Esse sistema, como se viu, começou a ser desenhado há 500 anos. Desde então, vem sendo remendado, recebendo maquiagens. Mas a natureza nefasta do monstro – que é uma glamourização, uma justificação institucionalizada dos instintos mais selvagens do homem – não pode ser disfarçada. O Capitalismo é a institucionalização da Lei da Selva, e ponto final. Assim como a Publicidade – particularmente nessas permissivas terras tropicais – é a institucionalização da Mentira.
E a Mentira trabalha a serviço da Mentira.
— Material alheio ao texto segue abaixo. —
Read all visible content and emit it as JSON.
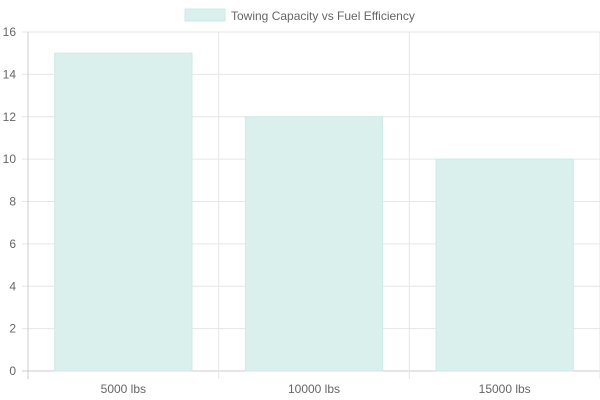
{
  "chart_data": {
    "type": "bar",
    "categories": [
      "5000 lbs",
      "10000 lbs",
      "15000 lbs"
    ],
    "series": [
      {
        "name": "Towing Capacity vs Fuel Efficiency",
        "values": [
          15,
          12,
          10
        ]
      }
    ],
    "ylim": [
      0,
      16
    ],
    "yticks": [
      0,
      2,
      4,
      6,
      8,
      10,
      12,
      14,
      16
    ],
    "grid": true,
    "legend_position": "top",
    "colors": {
      "bar_fill": "#d9f0ed",
      "bar_stroke": "#cdebe6",
      "grid": "#e6e6e6",
      "axis": "#cccccc",
      "text": "#666666"
    }
  }
}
Movida pela cobiça, a turba acredita nas mentiras, segue um enganador mapa do tesouro.
Mas, assim como tudo é vaidade, tudo tem seu tempo. Para continuar citando a Bíblia: “Ao pó voltarás.” E, para dar um selo de erudição ao parágrafo, posso citar Heráclito, caprichando na transliteração: “Panta rhei” – tudo flui.
O atual sistema passará; já passou. A Mentira o mantém aparentemente vivo. O Capitalismo é mais do que uma tulipa doente, como a Semper Augustus: é uma flor podre.



3 comentários:

Júlio Campolina disse...

Texto exelente meu inteligentíssimo amigo Nelson!
Ilustra exatamente o vil desenho doutrinado para a sociedade, que não consegui se verificar, como eterna massa de manobra!!!
Bora pra quinta!!!

Alecsandra Paz disse...

Excelente texto!

Aníbal Bragança disse...

Muito bom, Nelson. Parabéns. Você conseguiu sintetizar um processo terrível que a humanidade atravessa, com tantos zumbis sustentando poucos nas suas "grandezas".